# How to find the length of one of the sides of a triangle given the area

The triangles are drawn to scale. The first triangle has side lengths of 17, 17, 16 while the second triangle has side lengths of 17,17,$$k$$. The triangles have the same area.

Find the value of $$k$$ algebraically.

So for the first triangle, I know that the height of the triangle splits the base into two parts of 8 each. sO then using pythagorean theorem, I get the height to be 15 and then the area is $$\frac{1}{2} 16 *15 = 120$$

For the second triangle, I'm not sure what to do and I don't know what solving for $$k$$ algebraically means.

• If we assume the "half" triangles are identical in both cases, only arranged differently, then it's obvious that $k/2=15$ leads to some solution. It's not obvious there are no other solutions though (where our assumption doesn't hold). And this is not "algebraically". Still the simplicity of finding this particular solution deserves a comment. – Kamil Maciorowski Nov 6 '18 at 23:02

HINT

Exactly the same idea. Split in two parts using the height, and in the half-triangle you have the hypotenuse of $$17$$ and one of the legs is $$k/2$$.

1. By the Pythagorean theorem, height $$h$$ satisfies $$h^2 + (k/2)^2 = 17^2$$, can you find $$h(k)$$?
2. Now the area of the big triangle is $$k \cdot h(k) /2$$, but you already know this is $$120$$, can you solve for $$k$$?

Remark It's obvious one of the answers will be $$k=16$$ because then the triangles are identical.
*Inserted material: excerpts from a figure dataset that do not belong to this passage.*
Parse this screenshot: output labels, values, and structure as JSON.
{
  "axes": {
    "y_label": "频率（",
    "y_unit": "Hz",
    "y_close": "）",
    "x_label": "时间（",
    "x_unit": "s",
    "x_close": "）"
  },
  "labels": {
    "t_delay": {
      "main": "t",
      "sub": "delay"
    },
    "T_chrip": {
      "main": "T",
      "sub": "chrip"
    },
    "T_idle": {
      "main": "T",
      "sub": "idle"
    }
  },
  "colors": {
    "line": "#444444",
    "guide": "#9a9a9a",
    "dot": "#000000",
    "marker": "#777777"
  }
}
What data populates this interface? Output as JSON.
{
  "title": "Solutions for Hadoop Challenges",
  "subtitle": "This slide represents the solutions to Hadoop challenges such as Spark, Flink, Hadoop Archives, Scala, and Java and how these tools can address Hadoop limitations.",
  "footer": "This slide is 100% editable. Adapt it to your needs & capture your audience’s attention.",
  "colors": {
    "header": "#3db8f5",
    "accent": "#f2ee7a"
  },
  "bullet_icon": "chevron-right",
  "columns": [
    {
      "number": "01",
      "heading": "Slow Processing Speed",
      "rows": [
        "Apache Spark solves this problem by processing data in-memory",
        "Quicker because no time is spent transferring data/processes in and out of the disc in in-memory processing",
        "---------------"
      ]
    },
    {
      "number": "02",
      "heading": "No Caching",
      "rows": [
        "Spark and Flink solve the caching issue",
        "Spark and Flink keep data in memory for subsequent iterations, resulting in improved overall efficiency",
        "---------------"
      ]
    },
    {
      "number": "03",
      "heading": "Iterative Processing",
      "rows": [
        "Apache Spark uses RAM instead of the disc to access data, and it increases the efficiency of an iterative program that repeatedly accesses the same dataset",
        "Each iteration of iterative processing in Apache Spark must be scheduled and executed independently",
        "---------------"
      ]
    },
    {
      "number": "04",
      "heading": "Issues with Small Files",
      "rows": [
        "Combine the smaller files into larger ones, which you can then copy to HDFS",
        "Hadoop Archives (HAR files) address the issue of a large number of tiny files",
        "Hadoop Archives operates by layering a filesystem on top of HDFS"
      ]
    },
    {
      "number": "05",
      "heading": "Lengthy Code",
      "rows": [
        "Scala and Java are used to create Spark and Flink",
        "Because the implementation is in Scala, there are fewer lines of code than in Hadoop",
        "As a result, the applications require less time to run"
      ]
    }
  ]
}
Are there other values?

Update

You have $$k = \sqrt{4\left(17^2 - h^2\right)} = 2\sqrt{17^2 - h^2},$$ hence the final equation is $$120 = k(h) \cdot h /2 = \frac{h}{2} \cdot 2\sqrt{17^2 - h^2} = h \sqrt{17^2 - h^2}$$

To solve this, square both sides to get $$120^2 = h^2 \left(17^2 - h^2\right)$$ and let $$z = h^2$$ to get a quadratic in $$z$$.

• well I have that $\frac{k^{2}h}{2} = 120$ so $k^{2}h = 240$ but now I don't know what to do – user8290579 Nov 6 '18 at 18:40
• I know that $k^{2} = \frac{240}{h}$ and plugged that into the first equation but that doesn't help at all – user8290579 Nov 6 '18 at 18:40
• i don't know how to find h*k – user8290579 Nov 6 '18 at 18:41
• @user8290579 see update – gt6989b Nov 6 '18 at 19:00
• I'm sorry maybe I'm just not understanding but with your update I get that $k^{2} = 1156-4h^{2}$ I can't take the square root of both sides and get a simple answer because square root doesn't distribute over addition or subtraction right? – user130306 Nov 6 '18 at 19:02

Don’t calculate, cut the triangle along the height instead to get two triangles with sides $$8-17-15$$. Now glue them together at their common sides of length $$8$$ to get the wanted triangle; its sides are $$17-17-30$$.

Alternatively call the angle on top $$\phi$$. Then the triangle’s area equals $$0.5\cdot 17^2\cdot\sin(\phi)$$. Firstly, this shows that there’s exactly one other solution, provided that $$\phi\neq\pi/2$$. This other solution has an angle of $$\pi-\phi$$ on top. For this solution holds that $$0.5k/17=\sin(\pi/2-\phi/2)=\cos(\phi/2)$$. As $$\sin(\phi/2)=8/17$$ we have $$(8/17)^2+(0.5k/17)^2=1$$, from which $$k=30$$ follows immediately.